USICH Blog

09/06/2012 - A New Way to Invest in Solutions: Social impact bonds and Homelessness

 

Several pilot programs in the United States have recently begun using social impact bonds, or Pay-For-Success bonds, to finance initiatives aimed at solving entrenched social problems like homelessness. First implemented in the United Kingdom, social impact bonds are an innovative way that some American cities can work with established private and non-profit partners to create real change. So what are social impact bonds and what are the new projects in the United States that use this model of financing? 

Social impact bonds (SIBs), or pay-for-success bonds, are a new financial instrument that utilizes the typical structure of a municipal bond, where bonds are used to procure funds from private sector investors who are then paid back with interest if the project can achieve required outcome targets. As distinct from municipal bonds, SIBs invest in social innovation programs that range in focus from the justice system to homelessness and can therefore be used to incentivize change in both public and nonprofit systems working on these issues.

As mentioned, the first social impact bonds were used in the United Kingdom in September 2010 to focus on curbing recidivism among adult males recently released from prison in one city.  Social Finance  (a collaboration of cross-sector investors) raised £5 million, or $7.94 million, with the stipulation that investors will only receive their money back if the program succeeds. This is a stipulation in every social impact bond investment.  In this project, data is being collected over a six-year period and analyzed against recidivism rates of group prisoners that are not part of the new program (the control group). If the city’s recidivism rates are 7.5 percent less than the control group the program “succeeds.” The City of London also recently announced a pay-for-success initiative to help solve the problem of chronic homelessness in the city.

New York City  has also begun a social impact bond program focused on decreasing recidivism for adolescent men currently at Riker’s Island, with an initial investment of $9.6 million by Goldman Sachs. The program will be overseen by social service provider MDRC, who will contract with two organizations to provide counseling and education for an estimated 3,400 young men. If recidivism for this group of men drops by 10 percent, Goldman Sachs will receive all of its investment back via the Department of Corrections. Bloomberg Philanthropies will also be providing loan guarantees to MDRC, and, if successful, MDRC will continue to invest more money in expanding the program.

At the beginning of August, Massachusetts became the first state in the nation  to implement social impact bonds to help solve problems in two specific areas, juvenile justice and chronic homelessness. The chronic homelessness initiative, the first social impact bond initiative to focus on homeless in the U.S., will be led by the Massachusetts Housing and Shelter Alliance  (MHSA). This program seeks to raise the number of permanent supportive housing units in its current strategic plan, Home & Healthy for Good , which uses a Housing First model to house those experiencing chronic homelessness who are frequent users of hospitals and emergency rooms. MHSA will partner with the Corporation for Supportive Housing  (CSH), Third Sector Capital Partners , and the United Way of Massachusetts Bay and Merrimack Valley .

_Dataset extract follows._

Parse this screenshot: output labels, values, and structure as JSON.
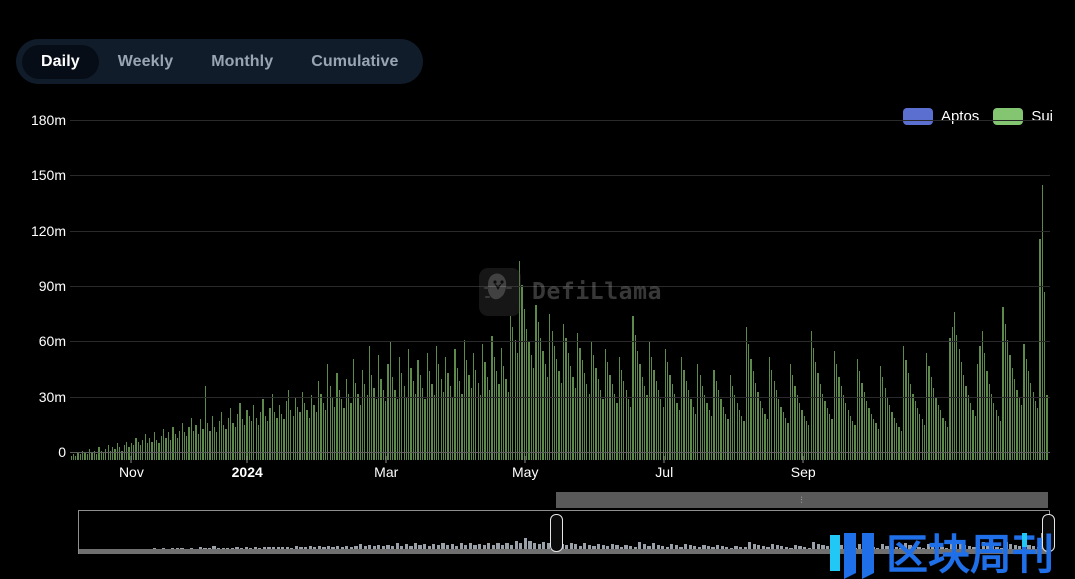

SIBs are a relatively new concept; however, they provide some major advantages. They deliver an opportunity for government entities to direct funds toward interventions that have evidence of success, as programs which do not achieve outcomes will not receive funding. SIBs allow the government to allocate the risk of funding prevention services to the private sector. Money is also less likely to be divided into silos, creating better coordination and collaboration between different agencies.Because SIBs are still in their infancy there are undoubtedly challenges which need to be addressed. One of the largest challenges is putting a dollar value on a social outcome. Payments must be based on what attaining the outcome is worth to the government in potential public savings and to society in potential social benefits, rather than on how much accomplishing the outcome will cost. Parsing out how these benefits are valued will be essential, as investors will only be paid if the outcomes are met. As pilot programs continue to be established, we look forward to the ways this unique financing tool can engage the public, nonprofit, and business sectors to solve social problems using proven methods.